In 1902, Dean sought reconciliation with his wife, as his ministry in the AME church brought him back to Florida, specifically with a reassignment to Pensacola. In Pensacola, he found great success, building a $20,000 church and continuing to fight for better education for African Americans. He also helped to found an organization to support African American businessmen in the community. As part of their efforts to reconcile their marriage, Victoria moved to Pensacola and also became deeply involved in the AME ministry. In 1903, the couple moved to Jacksonville, where Dean began his campaign for the position of secretary of the General Missionary Board, with hopes of becoming an AME bishop. He campaigned against John H Dickerson, an important Floridan African American Masonic leader. While Dean was not granted the position, he was appointed to serve as the Recording Secretary, and the presiding elder of the Fernandina District, upsetting Dickerson who thought he would gain that position. Dean also served as a pastor at the revered Mt. Zion AME church. Benjamin Tucker Tanner, Florida's newly appointed bishop and an ally to Dickerson, reassigned Dean to Ocala, providing Dickerson with a better opportunity for bishopric.  In Ocala, Dean published a weekly newspaper called the News Carrier which allowed him to share his positions that he was no longer able to in his limited church position. It had many readers, but was strongly opposed by Tanner and Dickerson and their followers, and Dean had three men arrested for slander and defamation of his paper. Tanner therefore had Dean suspended from his church work in January 1906.

Although all charges against Dean were dropped after a series of trials, Dean decided to leave behind his ministry and begin a law and real estate office. Most African American lawyers at the time had to work another job in addition to the practice of law in order to sustain themselves due to the limitations of Jim Crow laws and discriminatory practices. He also became involved in the affairs of Black businessmen, even overseeing the newly organized Florida chapter of the National Negro Business League which aimed to stimulate Black business and functioned as a Black chamber of commerce. Dean remained in Jacksonville until Victoria's death on March 28, 1910, and they had no children. Following Victoria's death, Dean returned to his work in church and educational affairs, and served as the trustee of Wilberforce University in Jacksonville. He had a continuing hope of becoming a bishop, yet was unsuccessful, and was transferred to a remote position in Dayton in 1912. Following 1912, Dean served in a variety of organizations such as the church's national book concern committee, the Progressive Order of Men and Women, the Colored Bar Association, and the Howard University Alumni Association.

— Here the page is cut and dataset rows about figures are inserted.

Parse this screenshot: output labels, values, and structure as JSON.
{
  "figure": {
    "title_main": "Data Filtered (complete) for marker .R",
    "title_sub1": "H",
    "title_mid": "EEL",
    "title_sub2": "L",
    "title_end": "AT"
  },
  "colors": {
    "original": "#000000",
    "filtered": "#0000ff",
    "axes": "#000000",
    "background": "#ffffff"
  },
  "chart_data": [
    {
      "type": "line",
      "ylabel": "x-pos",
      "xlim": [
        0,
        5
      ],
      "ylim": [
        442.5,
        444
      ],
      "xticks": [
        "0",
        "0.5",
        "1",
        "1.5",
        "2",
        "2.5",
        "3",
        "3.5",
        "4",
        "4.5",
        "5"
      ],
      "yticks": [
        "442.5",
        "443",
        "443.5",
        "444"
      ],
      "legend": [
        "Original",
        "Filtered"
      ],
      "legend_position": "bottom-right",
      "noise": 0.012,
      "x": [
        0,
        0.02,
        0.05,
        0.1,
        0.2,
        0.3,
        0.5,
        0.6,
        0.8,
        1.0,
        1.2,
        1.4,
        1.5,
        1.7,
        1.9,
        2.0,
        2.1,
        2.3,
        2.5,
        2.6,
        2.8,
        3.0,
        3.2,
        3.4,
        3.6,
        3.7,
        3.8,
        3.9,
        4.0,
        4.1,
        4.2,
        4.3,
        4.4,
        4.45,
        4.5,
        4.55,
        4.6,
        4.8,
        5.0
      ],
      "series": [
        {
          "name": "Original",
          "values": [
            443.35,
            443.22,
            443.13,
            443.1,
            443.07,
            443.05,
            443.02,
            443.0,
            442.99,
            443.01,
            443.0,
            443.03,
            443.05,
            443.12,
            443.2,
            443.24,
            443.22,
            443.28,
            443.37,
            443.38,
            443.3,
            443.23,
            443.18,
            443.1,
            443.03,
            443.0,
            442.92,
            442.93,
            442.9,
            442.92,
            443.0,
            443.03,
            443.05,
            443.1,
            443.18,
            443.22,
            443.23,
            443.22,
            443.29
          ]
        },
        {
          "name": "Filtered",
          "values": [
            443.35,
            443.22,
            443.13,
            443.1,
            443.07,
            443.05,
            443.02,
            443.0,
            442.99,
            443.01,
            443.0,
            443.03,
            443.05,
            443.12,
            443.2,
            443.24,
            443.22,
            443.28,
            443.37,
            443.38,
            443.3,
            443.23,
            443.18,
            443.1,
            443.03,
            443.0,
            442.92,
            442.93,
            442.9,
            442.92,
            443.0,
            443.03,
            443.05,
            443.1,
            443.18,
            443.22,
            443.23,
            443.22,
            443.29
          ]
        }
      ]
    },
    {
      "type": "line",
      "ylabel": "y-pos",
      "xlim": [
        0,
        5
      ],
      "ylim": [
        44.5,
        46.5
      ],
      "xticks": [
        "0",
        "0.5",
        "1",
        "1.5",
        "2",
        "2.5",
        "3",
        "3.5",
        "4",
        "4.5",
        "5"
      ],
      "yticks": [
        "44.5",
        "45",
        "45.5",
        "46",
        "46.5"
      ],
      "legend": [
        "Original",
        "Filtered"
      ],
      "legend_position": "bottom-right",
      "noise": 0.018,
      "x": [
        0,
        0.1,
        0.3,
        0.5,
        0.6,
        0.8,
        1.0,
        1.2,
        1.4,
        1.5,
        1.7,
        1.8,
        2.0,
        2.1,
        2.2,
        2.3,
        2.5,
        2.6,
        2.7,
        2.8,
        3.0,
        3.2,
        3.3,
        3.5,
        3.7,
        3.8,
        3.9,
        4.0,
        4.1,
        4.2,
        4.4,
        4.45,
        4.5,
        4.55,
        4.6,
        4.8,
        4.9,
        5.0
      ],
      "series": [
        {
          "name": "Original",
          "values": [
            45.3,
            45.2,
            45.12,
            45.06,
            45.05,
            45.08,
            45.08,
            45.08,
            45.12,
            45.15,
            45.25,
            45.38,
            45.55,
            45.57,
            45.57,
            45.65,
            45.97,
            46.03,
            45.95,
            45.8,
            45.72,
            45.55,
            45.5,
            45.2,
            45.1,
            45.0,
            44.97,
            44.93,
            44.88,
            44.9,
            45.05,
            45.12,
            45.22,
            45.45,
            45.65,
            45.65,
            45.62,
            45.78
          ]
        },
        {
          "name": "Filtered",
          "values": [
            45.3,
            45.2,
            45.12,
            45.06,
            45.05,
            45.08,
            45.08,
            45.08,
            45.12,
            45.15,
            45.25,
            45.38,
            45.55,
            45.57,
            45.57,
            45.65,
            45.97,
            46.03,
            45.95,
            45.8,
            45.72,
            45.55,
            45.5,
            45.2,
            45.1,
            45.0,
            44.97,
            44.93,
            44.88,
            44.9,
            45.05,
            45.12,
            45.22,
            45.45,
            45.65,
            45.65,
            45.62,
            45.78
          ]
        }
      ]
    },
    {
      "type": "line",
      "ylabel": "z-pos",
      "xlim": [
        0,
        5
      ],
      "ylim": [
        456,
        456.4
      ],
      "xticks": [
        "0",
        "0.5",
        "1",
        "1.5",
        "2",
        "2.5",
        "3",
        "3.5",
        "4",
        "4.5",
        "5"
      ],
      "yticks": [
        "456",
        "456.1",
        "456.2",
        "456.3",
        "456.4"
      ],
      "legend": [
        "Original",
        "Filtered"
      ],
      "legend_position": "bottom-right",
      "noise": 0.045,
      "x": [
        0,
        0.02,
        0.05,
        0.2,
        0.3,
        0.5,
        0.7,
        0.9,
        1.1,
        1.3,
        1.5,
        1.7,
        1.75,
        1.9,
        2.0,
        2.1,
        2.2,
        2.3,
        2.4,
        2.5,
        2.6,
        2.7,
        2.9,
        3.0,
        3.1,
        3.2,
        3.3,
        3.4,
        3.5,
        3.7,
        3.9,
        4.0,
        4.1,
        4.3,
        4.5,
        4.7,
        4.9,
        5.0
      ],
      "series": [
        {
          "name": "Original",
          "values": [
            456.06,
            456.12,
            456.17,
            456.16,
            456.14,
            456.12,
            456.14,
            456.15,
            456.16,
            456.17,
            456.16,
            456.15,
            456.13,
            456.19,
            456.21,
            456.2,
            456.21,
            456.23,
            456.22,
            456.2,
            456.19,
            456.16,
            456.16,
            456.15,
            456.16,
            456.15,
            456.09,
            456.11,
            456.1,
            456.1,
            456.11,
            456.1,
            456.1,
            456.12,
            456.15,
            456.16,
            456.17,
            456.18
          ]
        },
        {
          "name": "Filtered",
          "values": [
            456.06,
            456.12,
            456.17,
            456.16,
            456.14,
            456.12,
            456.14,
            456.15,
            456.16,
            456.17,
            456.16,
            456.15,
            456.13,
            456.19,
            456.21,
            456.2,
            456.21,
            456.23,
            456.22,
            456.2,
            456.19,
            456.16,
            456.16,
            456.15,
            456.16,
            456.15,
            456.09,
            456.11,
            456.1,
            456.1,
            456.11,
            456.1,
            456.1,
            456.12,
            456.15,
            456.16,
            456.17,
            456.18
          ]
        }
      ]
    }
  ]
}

James Dean died on December 19, 1914, at his home in Jacksonville, Florida, and was buried in Wellborn.  Due to his significant and well-respected presence in the community, his funeral was well-attended, and tributes were offered by the many organizations of which he was a part, such as the Colored Civic League and the Baptist Minister's Union. News of his death even reached the newspapers of New York.

In 1926, W.E.B Dubois sent J.D. Wetmore to inquire about the late Judge James Dean. Wetmore recounted the controversial details surrounding Dean's removal from office, but also remarked that Dean must have been of weak character to have given up his office, and subsequently his practice of law. Wetmore also commented that while Dean was seen as having a successful political career, he was very conservative and often hesitant to cause contention with White citizens.

Given the controversial nature of his removal as county judge, his judgeship was reinstated long after his death. This act was performed by Florida Gov. Jeb Bush on 26 February 2002. It was decided that the marriage performed was indeed lawful. It was also remarked that the state Senate's adjournment on June 5, 1891 – without having removed Dean from office – meant he should have retained his position.